Карьерная траектория учителя в мегаполисе и проблема образовательного неравенства
It was shown in previous research that inequality of educational opportunities is increasing in Post-Soviet secondary education. This process if often described as forming of clusters of good (high-achieving, prestigious) and bad (low-achieving, less prestigious) schools with unequal chances of children from families of low income and social status to enter good schools.
The idea of our work is to trace the process of diversification of Russian secondary schools from the viewpoint of teachers as a professional group. Our hypothesis is that parallel to stratification of schools there should exist a process of stratification in the teacher’s professional community. As a key to the teacher stratification we use two points in individual teacher’s career: choice of the first school and decision to switch schools. Empirical data for the study was collected in Saint-Petersburg, in interviews with teachers (N=49) in schools of different type and in a survey of teachers (N=427).
The results of the study show that several models of job seeking coexist on the teachers’ job market. One model is similar to the market of qualified job, where professionals compete for more or less prestigious positions. The other model is based on the tacit assumption that all schools are equal and highlights the principle of geographical proximity of the workplace which makes it more similar to the unqualified job market. At the same time there exist two more models of the teaching position: as a kind of civil service and as a way to manifest one’s attachment to local community. This latter model is at the core of the very common inbreeding phenomenon when a teacher starts her career at the school she has graduated from.

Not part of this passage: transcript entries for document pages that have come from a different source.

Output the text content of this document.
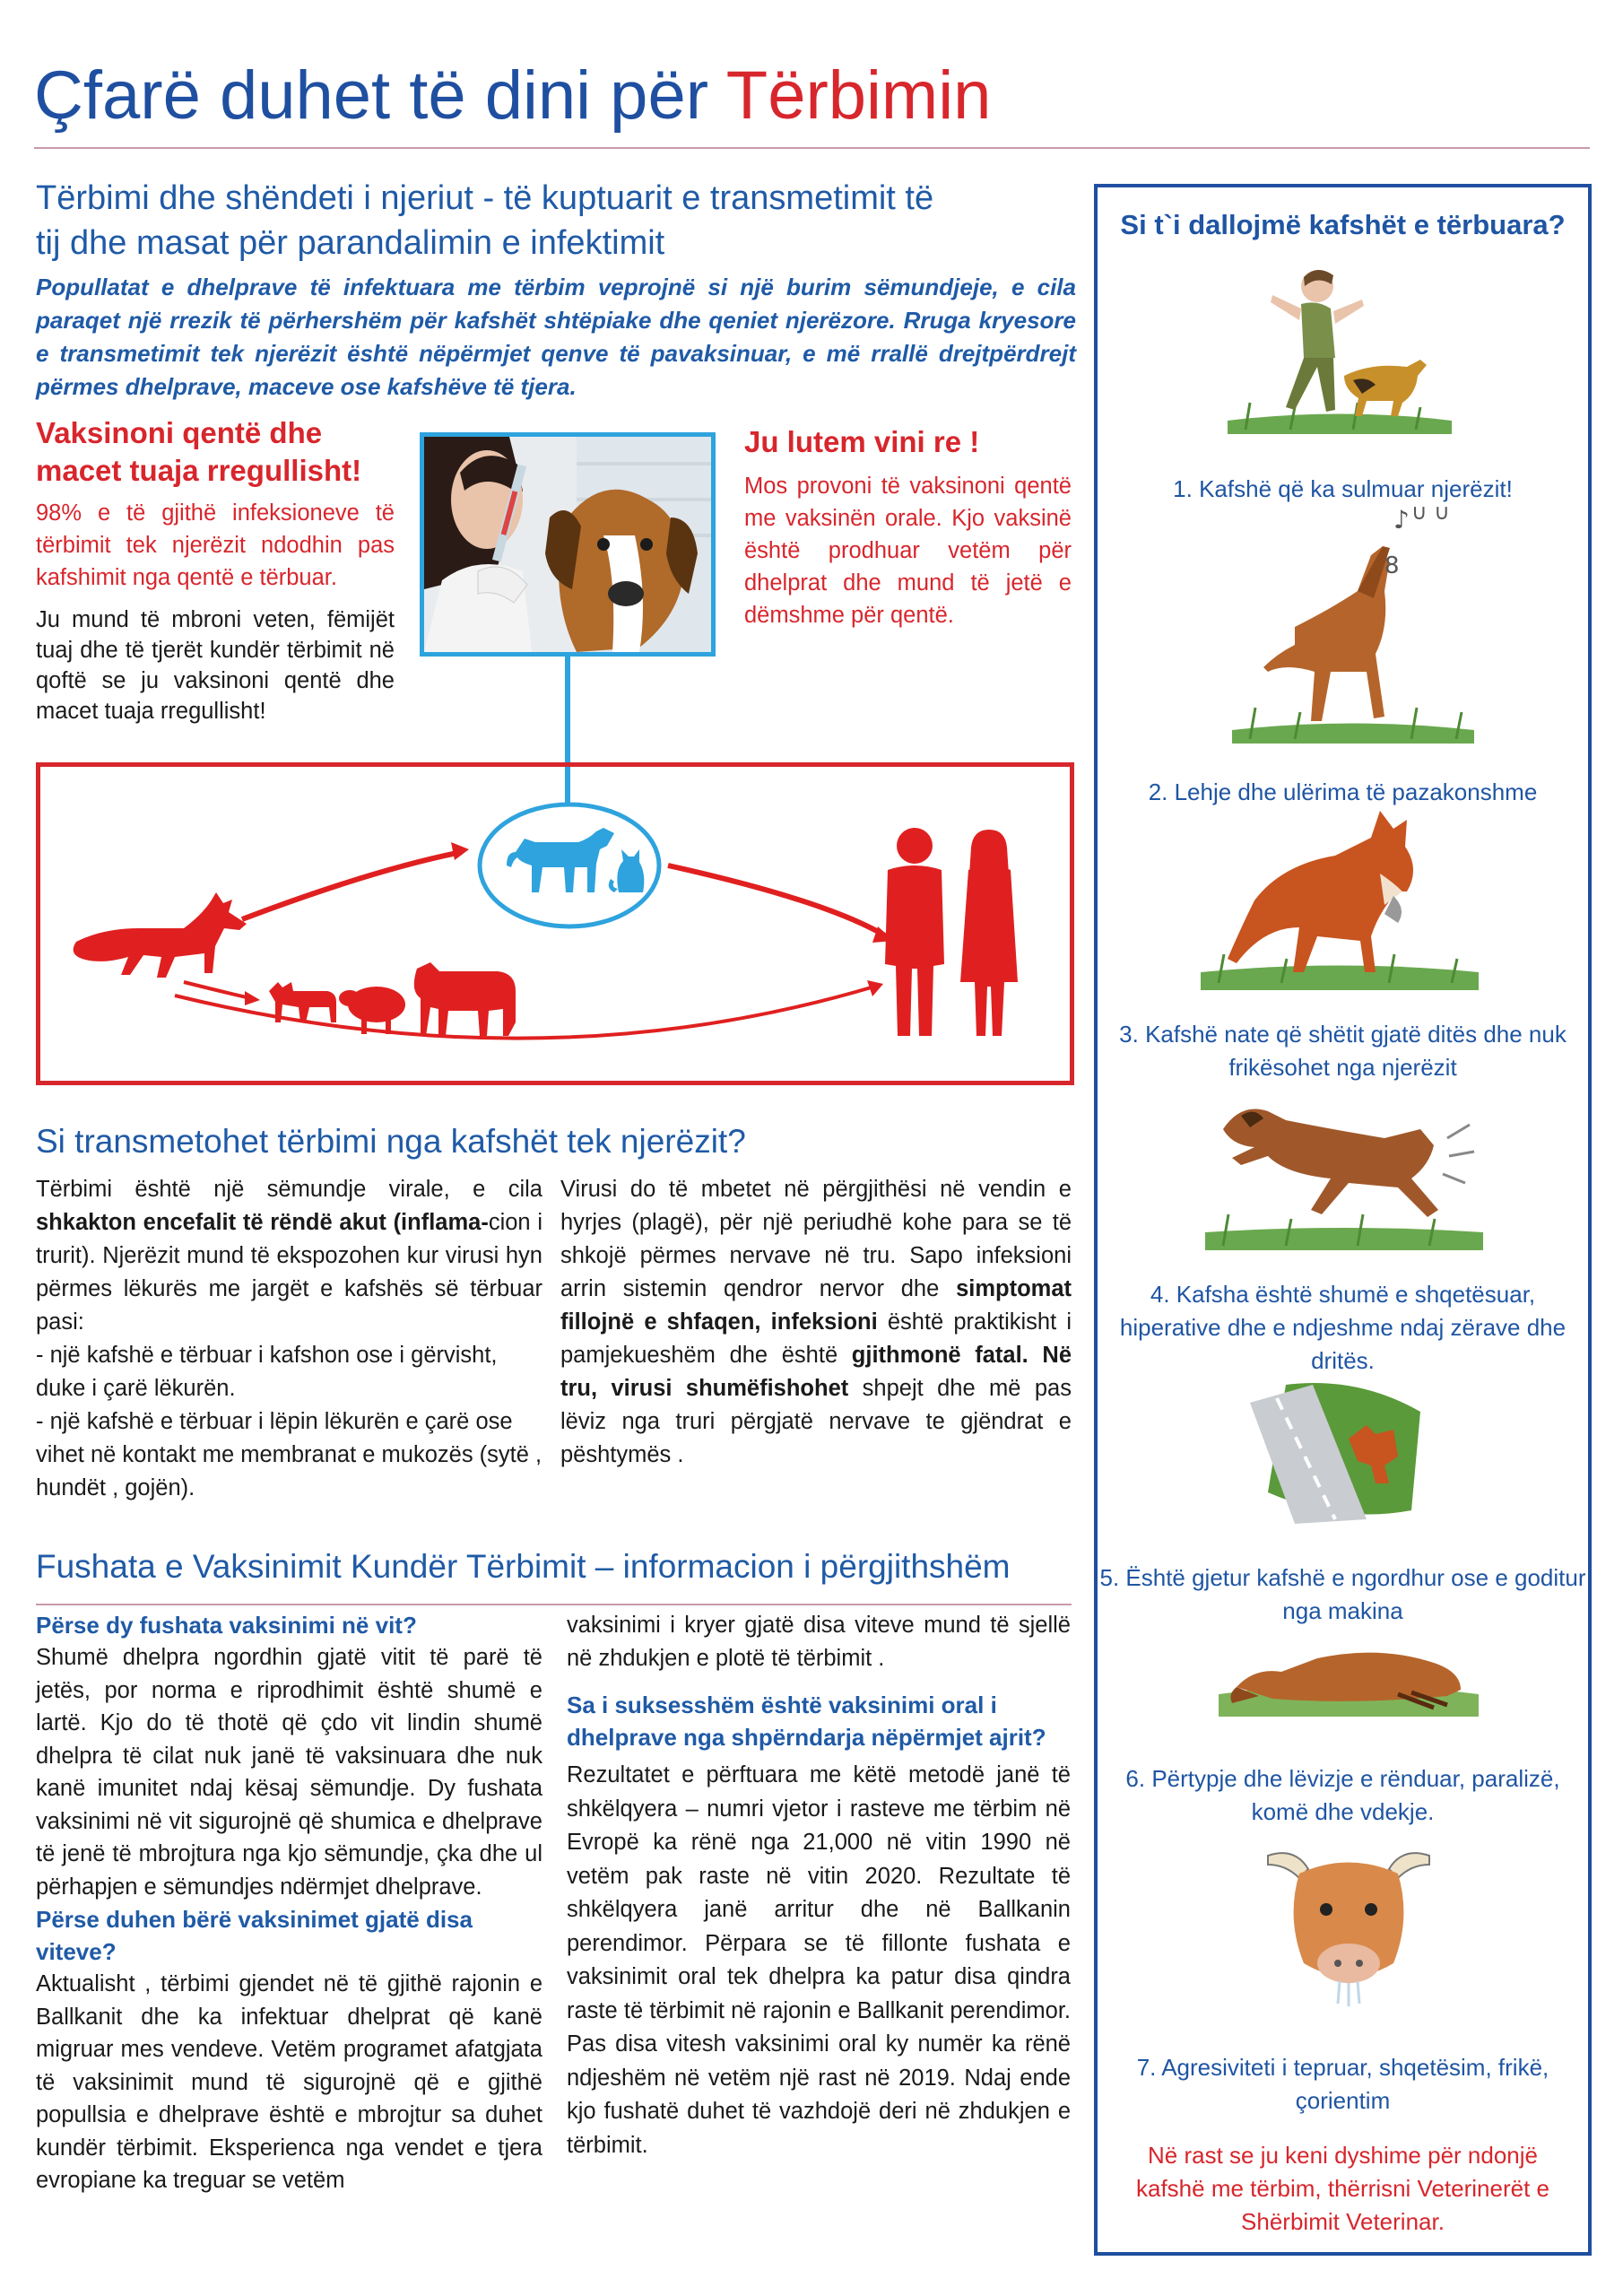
Çfarë duhet të dini për Tërbimin

Tërbimi dhe shëndeti i njeriut - të kuptuarit e transmetimit të

tij dhe masat për parandalimin e infektimit

Popullatat e dhelprave të infektuara me tërbim veprojnë si një burim sëmundjeje, e cila paraqet një rrezik të përhershëm për kafshët shtëpiake dhe qeniet njerëzore. Rruga kryesore e transmetimit tek njerëzit është nëpërmjet qenve të pavaksinuar, e më rrallë drejtpërdrejt përmes dhelprave, maceve ose kafshëve të tjera.

Vaksinoni qentë dhe macet tuaja rregullisht!

98% e të gjithë infeksioneve të tërbimit tek njerëzit ndodhin pas kafshimit nga qentë e tërbuar.

Ju mund të mbroni veten, fëmijët tuaj dhe të tjerët kundër tërbimit në qoftë se ju vaksinoni qentë dhe macet tuaja rregullisht!

Ju lutem vini re !

Mos provoni të vaksinoni qentë me vaksinën orale. Kjo vaksinë është prodhuar vetëm për dhelprat dhe mund të jetë e dëmshme për qentë.

Si transmetohet tërbimi nga kafshët tek njerëzit?

Tërbimi është një sëmundje virale, e cila shkakton encefalit të rëndë akut (inflama-cion i trurit). Njerëzit mund të ekspozohen kur virusi hyn përmes lëkurës me jargët e kafshës së tërbuar pasi:

- një kafshë e tërbuar i kafshon ose i gërvisht, duke i çarë lëkurën.

- një kafshë e tërbuar i lëpin lëkurën e çarë ose vihet në kontakt me membranat e mukozës (sytë , hundët , gojën).

Virusi do të mbetet në përgjithësi në vendin e hyrjes (plagë), për një periudhë kohe para se të shkojë përmes nervave në tru. Sapo infeksioni arrin sistemin qendror nervor dhe simptomat fillojnë e shfaqen, infeksioni është praktikisht i pamjekueshëm dhe është gjithmonë fatal. Në tru, virusi shumëfishohet shpejt dhe më pas lëviz nga truri përgjatë nervave te gjëndrat e pështymës .

Fushata e Vaksinimit Kundër Tërbimit – informacion i përgjithshëm

Përse dy fushata vaksinimi në vit?

Shumë dhelpra ngordhin gjatë vitit të parë të jetës, por norma e riprodhimit është shumë e lartë. Kjo do të thotë që çdo vit lindin shumë dhelpra të cilat nuk janë të vaksinuara dhe nuk kanë imunitet ndaj kësaj sëmundje. Dy fushata vaksinimi në vit sigurojnë që shumica e dhelprave të jenë të mbrojtura nga kjo sëmundje, çka dhe ul përhapjen e sëmundjes ndërmjet dhelprave.

Përse duhen bërë vaksinimet gjatë disa viteve?

Aktualisht , tërbimi gjendet në të gjithë rajonin e Ballkanit dhe ka infektuar dhelprat që kanë migruar mes vendeve. Vetëm programet afatgjata të vaksinimit mund të sigurojnë që e gjithë popullsia e dhelprave është e mbrojtur sa duhet kundër tërbimit. Eksperienca nga vendet e tjera evropiane ka treguar se vetëm

vaksinimi i kryer gjatë disa viteve mund të sjellë në zhdukjen e plotë të tërbimit .

Sa i suksesshëm është vaksinimi oral i dhelprave nga shpërndarja nëpërmjet ajrit?

Rezultatet e përftuara me këtë metodë janë të shkëlqyera – numri vjetor i rasteve me tërbim në Evropë ka rënë nga 21,000 në vitin 1990 në vetëm pak raste në vitin 2020. Rezultate të shkëlqyera janë arritur dhe në Ballkanin perendimor. Përpara se të fillonte fushata e vaksinimit oral tek dhelpra ka patur disa qindra raste të tërbimit në rajonin e Ballkanit perendimor. Pas disa vitesh vaksinimi oral ky numër ka rënë ndjeshëm në vetëm një rast në 2019. Ndaj ende kjo fushatë duhet të vazhdojë deri në zhdukjen e tërbimit.

Si t`i dallojmë kafshët e tërbuara?

1. Kafshë që ka sulmuar njerëzit!

♪ ∪ ∪
8

2. Lehje dhe ulërima të pazakonshme

3. Kafshë nate që shëtit gjatë ditës dhe nuk frikësohet nga njerëzit

4. Kafsha është shumë e shqetësuar, hiperative dhe e ndjeshme ndaj zërave dhe dritës.

5. Është gjetur kafshë e ngordhur ose e goditur nga makina

6. Përtypje dhe lëvizje e rënduar, paralizë, komë dhe vdekje.

7. Agresiviteti i tepruar, shqetësim, frikë, çorientim

Në rast se ju keni dyshime për ndonjë kafshë me tërbim, thërrisni Veterinerët e Shërbimit Veterinar.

The professional mobility as measured by the number of school switches in a teacher’s career and a typical time span spent in one school is very low in the surveyed population. Yet we found some evidence for both vertical (to the more prestigious schools) and horizontal mobility. Among factors causing mobility are: geographical moves of the teachers to the other region or city district, administrative promotions in schools causing colleagues to switch schools in groups, and conflicts among school staff. All these factors are unlikely to differ significantly in different types of schools.
The further quantitative study of the distribution of job seeking and school switching models in the schools of different type may support our hypothesis on the existence of the segregation processes in contemporary teacher’s professional community in Russia.